Arcata’s city council members and the community were not as steeped in identity politics back in 2005, and the movement for removal went nowhere.

Related imageEnter the Wiyot people, an indigenous tribe of about 450 who are native to the Humbolt Bay area. The Wiyots initially petitioned the city to remove an unrelated plaque elsewhere in the town square. The 1963 plaque denotes the historic status of the square structure, the Jacoby Building, and includes “offensive wording.” It refers to a “time of Indian troubles.”

Somewhere along the way, the statue removal movement attached itself to the Wiyots effort. Now, Wiyot tribe members are claiming that McKinley’s statue offends them because it represents the white man’s brutal conquest over their people – though they admit McKinley himself had nothing to do with it.

If such a weak argument as this can be made and generate support, when and where will it end? No time soon, apparently.

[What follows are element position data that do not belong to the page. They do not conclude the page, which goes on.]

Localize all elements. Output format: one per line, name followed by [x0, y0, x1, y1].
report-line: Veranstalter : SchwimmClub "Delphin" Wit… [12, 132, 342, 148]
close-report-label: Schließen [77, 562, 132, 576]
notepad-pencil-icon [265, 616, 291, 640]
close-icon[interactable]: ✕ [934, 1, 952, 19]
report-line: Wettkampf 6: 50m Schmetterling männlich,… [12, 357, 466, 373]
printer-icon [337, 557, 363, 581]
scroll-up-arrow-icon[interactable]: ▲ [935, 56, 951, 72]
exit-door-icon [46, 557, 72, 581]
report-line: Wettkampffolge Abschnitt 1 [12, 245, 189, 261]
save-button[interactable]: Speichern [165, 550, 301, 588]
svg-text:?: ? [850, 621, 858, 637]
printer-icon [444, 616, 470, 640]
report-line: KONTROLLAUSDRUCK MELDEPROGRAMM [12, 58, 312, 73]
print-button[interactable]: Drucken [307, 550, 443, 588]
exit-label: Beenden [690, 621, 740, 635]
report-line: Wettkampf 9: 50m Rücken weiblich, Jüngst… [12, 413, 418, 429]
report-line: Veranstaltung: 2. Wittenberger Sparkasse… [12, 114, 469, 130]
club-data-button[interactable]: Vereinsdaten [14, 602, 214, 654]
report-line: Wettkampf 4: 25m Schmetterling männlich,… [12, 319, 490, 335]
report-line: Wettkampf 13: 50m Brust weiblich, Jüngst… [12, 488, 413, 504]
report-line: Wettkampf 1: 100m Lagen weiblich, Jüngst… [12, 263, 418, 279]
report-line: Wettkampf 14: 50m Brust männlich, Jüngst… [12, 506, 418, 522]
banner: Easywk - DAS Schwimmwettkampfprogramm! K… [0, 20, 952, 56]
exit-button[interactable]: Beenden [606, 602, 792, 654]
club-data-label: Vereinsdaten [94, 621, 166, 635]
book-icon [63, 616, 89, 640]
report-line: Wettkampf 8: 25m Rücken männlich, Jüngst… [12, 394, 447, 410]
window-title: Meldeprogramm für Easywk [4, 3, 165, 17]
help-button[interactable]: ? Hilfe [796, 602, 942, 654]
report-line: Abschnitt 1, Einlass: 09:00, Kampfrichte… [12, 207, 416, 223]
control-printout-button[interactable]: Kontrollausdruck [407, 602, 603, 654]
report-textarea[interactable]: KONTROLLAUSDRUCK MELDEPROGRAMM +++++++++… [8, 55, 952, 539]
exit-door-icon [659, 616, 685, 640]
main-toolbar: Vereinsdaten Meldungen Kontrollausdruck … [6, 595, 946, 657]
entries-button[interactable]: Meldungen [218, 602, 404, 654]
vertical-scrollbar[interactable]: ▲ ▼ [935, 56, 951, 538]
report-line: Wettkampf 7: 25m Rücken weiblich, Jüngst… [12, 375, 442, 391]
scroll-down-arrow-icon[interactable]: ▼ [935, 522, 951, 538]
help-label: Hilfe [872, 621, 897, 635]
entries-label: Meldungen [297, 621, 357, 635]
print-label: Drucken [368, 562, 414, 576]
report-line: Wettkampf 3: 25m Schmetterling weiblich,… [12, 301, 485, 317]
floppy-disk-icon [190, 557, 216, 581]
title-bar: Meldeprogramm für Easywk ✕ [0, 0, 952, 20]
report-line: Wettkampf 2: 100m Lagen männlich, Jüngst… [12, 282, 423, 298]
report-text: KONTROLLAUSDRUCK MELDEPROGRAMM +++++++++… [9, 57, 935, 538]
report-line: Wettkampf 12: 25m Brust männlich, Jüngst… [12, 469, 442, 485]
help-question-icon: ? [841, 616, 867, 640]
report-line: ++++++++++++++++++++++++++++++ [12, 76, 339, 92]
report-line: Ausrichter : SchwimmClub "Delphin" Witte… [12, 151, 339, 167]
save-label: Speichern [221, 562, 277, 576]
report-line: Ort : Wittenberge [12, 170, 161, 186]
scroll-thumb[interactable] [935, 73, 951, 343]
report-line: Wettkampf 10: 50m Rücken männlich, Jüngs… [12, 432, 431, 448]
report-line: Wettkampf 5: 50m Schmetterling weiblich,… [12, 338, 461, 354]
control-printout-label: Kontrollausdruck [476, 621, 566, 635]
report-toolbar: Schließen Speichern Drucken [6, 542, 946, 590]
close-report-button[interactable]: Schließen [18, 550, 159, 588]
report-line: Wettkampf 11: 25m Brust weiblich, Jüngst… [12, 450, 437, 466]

San Francisco plans to remove a downtown monument depicting an Indian kneeling at the feet of a vaquero and Spanish missionary. San Jose removed a statue of Christopher Columbus from City Hall. Kalamazoo, Michigan, is taking down a park monument of a Native American in a headdress kneeling before a westward-facing pioneer. Alcalde, New Mexico, and El Paso, Texas, may remove statues of conquistador Juan de Oñate. And Baltimore, Maryland, is vowing to replace a smashed Columbus statue with something that reflect “current-day” values.

“Current-day” values? Just what would that be? And who decides?